West Sussex MPs have called on the Education Secretary, Justine Greening, to amend the proposed new National Funding Formula to ensure a minimum level of funding for the County’s schools.
In a formal response to the Stage 2 Consultation on the National Funding Formula, the MPs say that the proposed overall uplift of funding in West Sussex of 2.9 per cent – an increase of £14.3 million, or £122 per pupil – will be insufficient to meet rising costs faced by schools.
The letter has been signed by six of the County’s eight MPs: Sir Peter Bottomley (Worthing West), Nick Herbert (Arundel & South Downs), Tim Loughton (East Worthing & Shoreham), Jeremy Quin (Horsham), Sir Nicholas Soames (Mid Sussex) and Andrew Tyrie MP (Chichester). As Schools Minister and Parliamentary Private Secretary to the Education Secretary respectively, neither Nick Gibb MP nor Henry Smith are able to sign the letter.
The letter is the latest initiative from West Sussex MPs who have made the case for fair funding over an extended period, including calling parliamentary debates, asking parliamentary questions, meeting ministers, meeting head teachers and governors, and taking delegations of West Sussex head teachers to meet ministers and officials. Last week Nick Herbert, representing his West Sussex colleagues, was a member of a delegation of MPs which met the Prime Minister to express their view that the proposed schools funding formula needs to be changed.
In their letter, the West Sussex MPs raise concerns that, under the new Formula, a third of the schools in West Sussex will actually lose funding, despite the County’s starting point as the worst funded in the country. While 167 schools in West Sussex will gain funding, two will receive no change, and 94 will lose funding, many of them rural primary schools.
The MPs argue that schools in other areas which have historically had significantly better resourcing are far better placed to deal with these funding pressures. They point out that, while all schools in the London Borough of Tower Hamlets – the best funded in the country – will lose funding, with an average loss of 2.7 per cent, their funding per pupil will still be £6,718, compared to £4,257 in West Sussex.
The MPs say that West Sussex schools are facing the cumulative effect of underfunding over many years, so savings have already been made and school budgets are tight. They state: “Most schools in West Sussex would approach any further cost increases from a position of having already absorbed significant efficiencies. The regrettable delay of the introduction of the National Funding Formula by a year has exacerbated the pressures.

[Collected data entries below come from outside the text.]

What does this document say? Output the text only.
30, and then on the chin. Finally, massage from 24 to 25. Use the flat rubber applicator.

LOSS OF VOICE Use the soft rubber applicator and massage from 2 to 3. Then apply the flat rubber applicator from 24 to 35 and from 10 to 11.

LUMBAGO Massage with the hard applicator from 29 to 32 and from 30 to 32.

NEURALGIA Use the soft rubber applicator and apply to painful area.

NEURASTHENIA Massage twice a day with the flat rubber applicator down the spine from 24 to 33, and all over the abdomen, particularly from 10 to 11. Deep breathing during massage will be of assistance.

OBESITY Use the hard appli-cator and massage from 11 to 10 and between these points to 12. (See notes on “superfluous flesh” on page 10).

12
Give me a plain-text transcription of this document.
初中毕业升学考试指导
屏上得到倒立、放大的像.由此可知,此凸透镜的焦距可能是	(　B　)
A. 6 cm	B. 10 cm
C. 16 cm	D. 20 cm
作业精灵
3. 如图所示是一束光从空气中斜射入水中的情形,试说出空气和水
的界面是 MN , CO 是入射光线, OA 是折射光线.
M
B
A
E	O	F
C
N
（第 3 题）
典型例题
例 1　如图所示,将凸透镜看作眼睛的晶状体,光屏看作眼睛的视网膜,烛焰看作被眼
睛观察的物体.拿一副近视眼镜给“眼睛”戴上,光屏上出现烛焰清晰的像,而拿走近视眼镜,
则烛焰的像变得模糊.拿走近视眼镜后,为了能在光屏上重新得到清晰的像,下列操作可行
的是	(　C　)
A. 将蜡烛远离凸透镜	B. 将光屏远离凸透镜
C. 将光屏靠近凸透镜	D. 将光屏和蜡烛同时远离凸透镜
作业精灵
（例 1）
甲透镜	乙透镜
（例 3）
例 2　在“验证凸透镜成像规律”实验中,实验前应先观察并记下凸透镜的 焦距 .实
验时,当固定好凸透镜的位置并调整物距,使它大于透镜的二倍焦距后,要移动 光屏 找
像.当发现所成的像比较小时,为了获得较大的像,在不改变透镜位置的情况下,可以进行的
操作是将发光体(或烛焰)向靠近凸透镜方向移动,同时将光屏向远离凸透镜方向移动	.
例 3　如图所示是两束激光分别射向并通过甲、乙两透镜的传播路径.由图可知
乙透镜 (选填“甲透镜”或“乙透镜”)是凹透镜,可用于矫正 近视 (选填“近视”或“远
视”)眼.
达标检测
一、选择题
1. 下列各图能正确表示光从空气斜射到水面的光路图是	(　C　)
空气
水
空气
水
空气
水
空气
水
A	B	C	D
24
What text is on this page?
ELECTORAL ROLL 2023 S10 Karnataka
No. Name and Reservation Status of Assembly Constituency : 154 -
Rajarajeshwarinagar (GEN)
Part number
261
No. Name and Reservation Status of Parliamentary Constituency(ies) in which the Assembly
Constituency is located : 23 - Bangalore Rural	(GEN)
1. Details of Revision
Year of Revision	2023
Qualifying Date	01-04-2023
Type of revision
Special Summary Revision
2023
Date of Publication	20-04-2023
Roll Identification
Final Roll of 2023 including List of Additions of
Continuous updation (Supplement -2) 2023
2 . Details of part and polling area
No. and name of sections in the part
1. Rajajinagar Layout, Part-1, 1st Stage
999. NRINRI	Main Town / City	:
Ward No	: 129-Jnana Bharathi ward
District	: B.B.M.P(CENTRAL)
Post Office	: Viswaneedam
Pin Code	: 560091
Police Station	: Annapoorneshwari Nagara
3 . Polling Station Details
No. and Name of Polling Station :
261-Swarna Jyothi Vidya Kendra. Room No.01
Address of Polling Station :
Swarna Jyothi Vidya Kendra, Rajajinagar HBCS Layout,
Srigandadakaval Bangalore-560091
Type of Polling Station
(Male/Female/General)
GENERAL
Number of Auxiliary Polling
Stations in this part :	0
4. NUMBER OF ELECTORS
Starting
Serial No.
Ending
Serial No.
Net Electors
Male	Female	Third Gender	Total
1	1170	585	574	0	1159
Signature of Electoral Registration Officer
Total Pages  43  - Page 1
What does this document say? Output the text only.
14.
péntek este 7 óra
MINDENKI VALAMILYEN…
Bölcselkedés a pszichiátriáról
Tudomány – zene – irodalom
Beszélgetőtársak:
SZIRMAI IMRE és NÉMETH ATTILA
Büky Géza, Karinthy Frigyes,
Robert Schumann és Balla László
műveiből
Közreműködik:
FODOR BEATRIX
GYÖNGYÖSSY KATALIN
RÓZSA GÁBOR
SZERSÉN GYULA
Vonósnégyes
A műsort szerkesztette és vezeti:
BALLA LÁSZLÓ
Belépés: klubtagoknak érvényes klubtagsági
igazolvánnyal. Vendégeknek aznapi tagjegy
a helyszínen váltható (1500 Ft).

Despite our request for some form of interim funding for West Sussex, as an authority with amongst the lowest levels of funding, this was not made available.”
The MPs’ letter points to a number of problems with the proposed National Funding Formula, including a limit on the extent to which very well funded schools can lose funding, which therefore “entrenches the same regional inequities that the formula was intended to remove”. They say that data factored into the new Formula gives an inaccurate account of local operating costs, with a crude use of regional averages which masks the local economic realities of securing staffing and service provision beyond the London fringe.
The MPs also claim that ‘additional needs’ is given a disproportionate weight relative to core funding, a view shared by MPs in other low-funded authorities. They say: “The basic funding percentage under the existing proposed formula – approximately 72.5 per cent – is simply too low. It creates distortions which risk replacing one unfairness with another.”
They go on to say: “We make it clear that we do not object to the principle that extra resources should be deployed to assist pupils with additional needs, since these negatively impact upon likely attainment. However it is important that every school, including those with very limited additional need funding, should secure the necessary appropriate level of resources to deliver the curriculum in an effective way to all pupils.”
The MPs propose that the “Formula is redesigned to provide a minimum level of funding for schools in each specified category, ensuring that all schools secure the necessary minimum operating costs required to deliver the curriculum regardless of the level of additional needs.”
“Despite our concerns about the proposed new Formula, we strongly reaffirm our support for fair schools funding and a national formula to redress the historic inequity in schools funding. From the many representations we have received, we know that we have the full support of parents, teachers and governors in West Sussex for fair funding.
“With the new pressure on school budgets there is a strong and justified feeling that the unfair treatment of our schools must now be properly remedied. We commend the Government for introducing a fair funding policy, but urge that the Formula is reconfigured to address the issues which we have set out.”
Sir Nicholas Soames said: “West Sussex MPs recognise the pressures on our local schools and have been calling for fair funding for some time.
“The Government has made a step in the right direction with its proposed new Funding Formula, which will mean extra resources for West Sussex, but it needs to go further.
“We will continue to fight for a fair deal for West Sussex and our local schools.”